Four years old can be taught to cut soft vegetables under close supervision. However, if you constantly yell at four years old, four years old will learn to ignore everything except yelling.

Not that occasional yelling harms that kid or something. But, yelling often is more of adult emotional reaction, not a rational reaction to real acute danger.


> So basically, boy acted like normal 4 years old and took an interesting thing into hand?

A 4-year-old is old enough to know what they are and aren't allowed to grab, in terms of common household items.

> However, if you constantly yell at four years old, four years old will learn to ignore everything except yelling.

If you consistently show a four-year-old that only yelling will be followed by physical intervention, then they will learn to ignore everything except yelling. If you consistently show a four-year-old that a quiet "I'm going to count to three... one... TWO..." will be followed by physical intervention, then they will learn to pay attention to that.

The default attitude of most four-year-olds is "make me" and if you let them know what will result in you making them do the thing, they will pay attention.


Did I say he was exceptionally difficult? I wouldn't know, since I didn't parent him.


That referred more to your friend. The "having to yell at him because basically he was the only adult in his life that kept him in check". It sounds honestly like an excuse making and rationalization.

Not that I never yelled at kids. I did. But this reaction on that situation sound like that.


Probably, but I wasn't in his shoes. I mean the guy was not the father, came in after the kid had grown some, was with a mother who did not say Damien don't take knives out of the drawer without asking but just laughed about it, and I expect was also from a somewhat disciplinarian background himself.

So, he was probably wrong in how he handled it, but it was quite heartfelt what he said, he was handling it as well as he could, and perhaps that was badly. It was hard for me to second guess him under the circumstance.
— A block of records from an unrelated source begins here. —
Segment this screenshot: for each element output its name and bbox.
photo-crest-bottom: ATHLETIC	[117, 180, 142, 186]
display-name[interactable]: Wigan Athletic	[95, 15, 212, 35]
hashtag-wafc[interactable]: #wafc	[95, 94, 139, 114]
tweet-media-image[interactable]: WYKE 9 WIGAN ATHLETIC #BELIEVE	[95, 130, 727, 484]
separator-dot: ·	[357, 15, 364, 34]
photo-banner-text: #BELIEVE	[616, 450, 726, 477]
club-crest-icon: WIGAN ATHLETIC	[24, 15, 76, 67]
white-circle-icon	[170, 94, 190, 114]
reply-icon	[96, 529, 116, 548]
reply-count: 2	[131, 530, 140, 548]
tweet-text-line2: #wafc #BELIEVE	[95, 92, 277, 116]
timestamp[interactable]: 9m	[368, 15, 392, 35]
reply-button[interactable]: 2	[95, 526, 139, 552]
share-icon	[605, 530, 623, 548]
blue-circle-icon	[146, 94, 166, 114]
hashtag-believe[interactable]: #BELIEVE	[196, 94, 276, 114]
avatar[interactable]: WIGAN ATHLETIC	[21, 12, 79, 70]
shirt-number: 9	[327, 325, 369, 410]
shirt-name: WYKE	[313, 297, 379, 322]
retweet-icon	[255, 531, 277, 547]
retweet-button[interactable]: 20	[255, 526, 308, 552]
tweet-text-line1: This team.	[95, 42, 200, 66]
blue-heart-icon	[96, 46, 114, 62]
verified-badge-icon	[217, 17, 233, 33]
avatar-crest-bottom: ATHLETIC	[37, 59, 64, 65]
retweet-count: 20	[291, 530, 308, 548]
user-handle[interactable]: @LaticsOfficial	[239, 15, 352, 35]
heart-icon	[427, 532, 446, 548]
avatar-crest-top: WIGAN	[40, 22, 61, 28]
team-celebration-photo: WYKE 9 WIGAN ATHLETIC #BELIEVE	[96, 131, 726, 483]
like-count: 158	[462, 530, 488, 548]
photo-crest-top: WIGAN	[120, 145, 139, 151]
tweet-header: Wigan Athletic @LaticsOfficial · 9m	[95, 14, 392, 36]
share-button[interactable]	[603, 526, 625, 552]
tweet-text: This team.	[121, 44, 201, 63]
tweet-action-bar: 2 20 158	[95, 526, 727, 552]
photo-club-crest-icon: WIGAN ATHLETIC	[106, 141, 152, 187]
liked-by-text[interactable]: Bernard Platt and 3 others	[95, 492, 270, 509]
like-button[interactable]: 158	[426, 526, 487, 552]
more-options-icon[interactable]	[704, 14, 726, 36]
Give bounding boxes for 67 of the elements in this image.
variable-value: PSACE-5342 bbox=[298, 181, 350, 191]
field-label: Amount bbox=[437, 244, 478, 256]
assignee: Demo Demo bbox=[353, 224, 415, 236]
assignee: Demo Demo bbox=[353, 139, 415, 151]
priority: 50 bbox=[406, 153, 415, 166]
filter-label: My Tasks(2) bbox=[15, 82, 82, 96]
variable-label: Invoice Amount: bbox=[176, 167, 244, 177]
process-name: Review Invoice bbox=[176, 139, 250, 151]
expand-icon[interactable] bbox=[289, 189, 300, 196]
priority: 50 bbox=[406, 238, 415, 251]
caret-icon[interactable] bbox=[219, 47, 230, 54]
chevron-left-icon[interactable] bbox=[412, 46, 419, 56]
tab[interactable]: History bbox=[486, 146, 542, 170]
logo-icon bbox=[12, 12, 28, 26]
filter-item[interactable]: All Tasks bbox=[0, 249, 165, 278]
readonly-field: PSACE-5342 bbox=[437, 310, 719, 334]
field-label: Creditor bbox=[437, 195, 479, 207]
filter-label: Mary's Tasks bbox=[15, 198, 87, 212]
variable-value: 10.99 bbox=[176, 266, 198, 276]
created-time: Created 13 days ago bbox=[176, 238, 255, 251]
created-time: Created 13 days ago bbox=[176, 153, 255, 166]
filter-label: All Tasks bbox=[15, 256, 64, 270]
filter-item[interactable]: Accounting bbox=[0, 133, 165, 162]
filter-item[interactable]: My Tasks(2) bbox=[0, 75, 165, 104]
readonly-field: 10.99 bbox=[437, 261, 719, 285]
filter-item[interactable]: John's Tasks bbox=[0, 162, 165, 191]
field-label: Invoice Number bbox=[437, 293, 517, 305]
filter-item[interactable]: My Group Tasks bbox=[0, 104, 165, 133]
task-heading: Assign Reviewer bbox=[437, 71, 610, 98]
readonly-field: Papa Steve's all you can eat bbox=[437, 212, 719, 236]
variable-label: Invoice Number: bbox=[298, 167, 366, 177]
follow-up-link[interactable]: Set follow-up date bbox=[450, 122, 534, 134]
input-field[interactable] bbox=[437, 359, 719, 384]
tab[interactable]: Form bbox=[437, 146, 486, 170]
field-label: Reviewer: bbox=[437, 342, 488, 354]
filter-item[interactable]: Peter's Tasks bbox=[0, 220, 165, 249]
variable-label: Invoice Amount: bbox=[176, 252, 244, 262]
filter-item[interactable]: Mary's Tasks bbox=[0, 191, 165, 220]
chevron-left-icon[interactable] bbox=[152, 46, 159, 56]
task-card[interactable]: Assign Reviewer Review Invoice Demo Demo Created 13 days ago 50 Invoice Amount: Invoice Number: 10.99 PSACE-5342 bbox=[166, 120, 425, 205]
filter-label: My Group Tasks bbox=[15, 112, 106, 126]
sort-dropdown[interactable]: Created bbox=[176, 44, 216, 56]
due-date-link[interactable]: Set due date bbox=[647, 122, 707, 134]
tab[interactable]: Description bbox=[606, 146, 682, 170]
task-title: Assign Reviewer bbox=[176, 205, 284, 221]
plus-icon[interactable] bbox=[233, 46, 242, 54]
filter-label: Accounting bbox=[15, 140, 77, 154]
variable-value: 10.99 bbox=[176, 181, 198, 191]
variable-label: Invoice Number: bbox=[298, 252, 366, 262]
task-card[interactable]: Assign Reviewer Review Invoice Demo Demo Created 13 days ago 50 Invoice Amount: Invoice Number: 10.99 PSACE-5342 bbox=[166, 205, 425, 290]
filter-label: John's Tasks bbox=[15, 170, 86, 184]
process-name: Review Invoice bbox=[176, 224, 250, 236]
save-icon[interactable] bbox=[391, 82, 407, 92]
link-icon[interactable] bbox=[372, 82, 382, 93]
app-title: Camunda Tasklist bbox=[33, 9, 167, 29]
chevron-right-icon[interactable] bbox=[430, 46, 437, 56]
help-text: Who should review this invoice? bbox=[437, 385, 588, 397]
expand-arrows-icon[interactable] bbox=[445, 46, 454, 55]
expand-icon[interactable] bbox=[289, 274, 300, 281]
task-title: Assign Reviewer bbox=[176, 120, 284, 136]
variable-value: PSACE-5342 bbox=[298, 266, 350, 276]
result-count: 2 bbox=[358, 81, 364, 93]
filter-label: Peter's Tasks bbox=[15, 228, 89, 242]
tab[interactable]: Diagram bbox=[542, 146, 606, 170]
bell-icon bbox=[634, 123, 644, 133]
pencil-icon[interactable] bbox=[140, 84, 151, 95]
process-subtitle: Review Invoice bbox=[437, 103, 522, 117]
The mom was not there at the moment?


the mom was not there when the son came in with the knife. when told about it she laughed, that lovable little scamp. She was not there when my friend unburdened himself about what he considered his obligations to the kid, and what he thought was the difficulties. At any rate, it's a long time ago now. I was just sharing it in that people for various reasons may end up shouting while trying to do their best, then again people may also end up shouting because they are too stressed by situations which is also a problem, but they should be helped then.